Accurate and timely diagnosis is an essential component of health care, providing vital information to help prevent, treat, and manage disease. Advances in science and technology mean that diagnostic capabilities have evolved to become even more integral to medicine: MRI is now fundamental to interventional radiology procedures, AI-enabled decision support systems are assisting primary care physicians risk assess their patients for cancer more easily, and as the time and costs of conducting whole genome sequencing lower the opportunity to routinely perform genetic diagnosis is realisable.
Capability improvements mean that diagnosis can happen earlier in the care pathway resulting in better treatment outcomes. When cancer is detected at the earliest stages, treatment is more effective and survival drastically improves. Early identification of sepsis followed by rapid initiation of antimicrobial treatment significantly reduces mortality risk.
ABHI’s activity is centred on a vision to make high quality diagnostic technologies accessible to all who need them when they are needed, so that diseases/health conditions can be detected and treated earlier. The NHS spends more than £6 billion a year on over 100 diagnostics services and carries out an estimated 1.5 billion diagnostic tests. Making best use of these resources means identifying at risk populations quickly and accurately, and optimising service requirements to directing individuals to the right treatments.
Several strategic and clinical reviews underscore this shift to earlier diagnosis and the need for radical investment and reform of diagnostic services was recognised at the time the NHS Long Term Plan was published in 2019. NHS England/Improvement have now embarked on a transformation programme to raise capacity, modernise infrastructure and invest in new service models as envisaged in Sir Mike Richards’ report.
System leadership is vital to integrate and align diagnostic modalities not just within hospitals but also between primary and secondary care. The development of integrated care systems should, in the medium/long-term, help complement national coordination with regional implementation.
As new delivery models pull diagnostic services out of hospitals and into the community then data sharing will need to come to the fore. Access to analytics and virtual working means that interoperability between systems is crucial to smooth data flows and technology utilisation across patient journey settings. New requirements announced recently by NHS England to enable this will make a difference.
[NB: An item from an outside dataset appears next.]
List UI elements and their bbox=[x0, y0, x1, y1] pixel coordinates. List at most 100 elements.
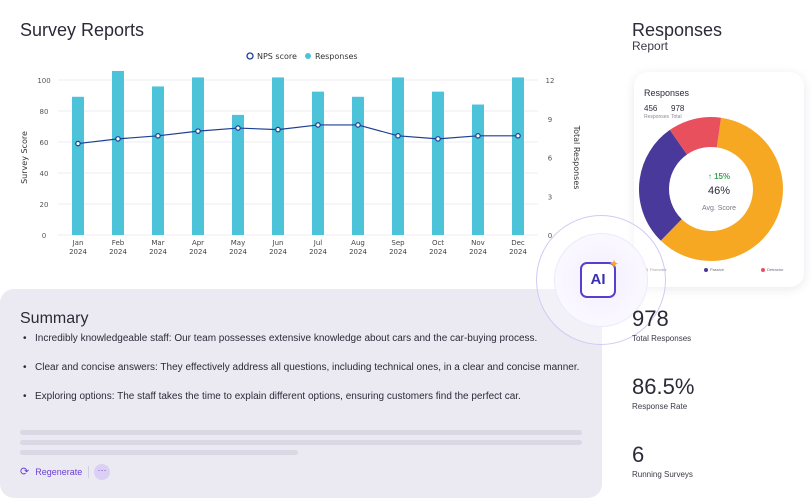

NICE’s stated intent to increase the use of different types of evidence, with an emphasis on real world evidence sources, will be particularly important for the development of guidance for diagnostics. As should the move to Early Value Assessment for Medtech which will offer a rapid assessment of digital products, devices, and diagnostics for clinical effectiveness and value for money to inform NHS commissioners.
As diagnosis capabilities continue to evolve rapidly through development of new technologies, then that development process will need to adapt to the new regulatory frameworks that are being established for medical devices and diagnostics. The new UK regulatory framework for medical devices and in vitro diagnostic medical devices should act as enablers of new technology allowing patients and clinicians access to innovative diagnostics technologies that meet high unmet clinical need as early as possible through the use of innovative regulatory mechanisms such as target product profiles, common specifications, MHRA premarket role and post market clinical evidence drawn from real world clinical experience and enhanced surveillance methodologies.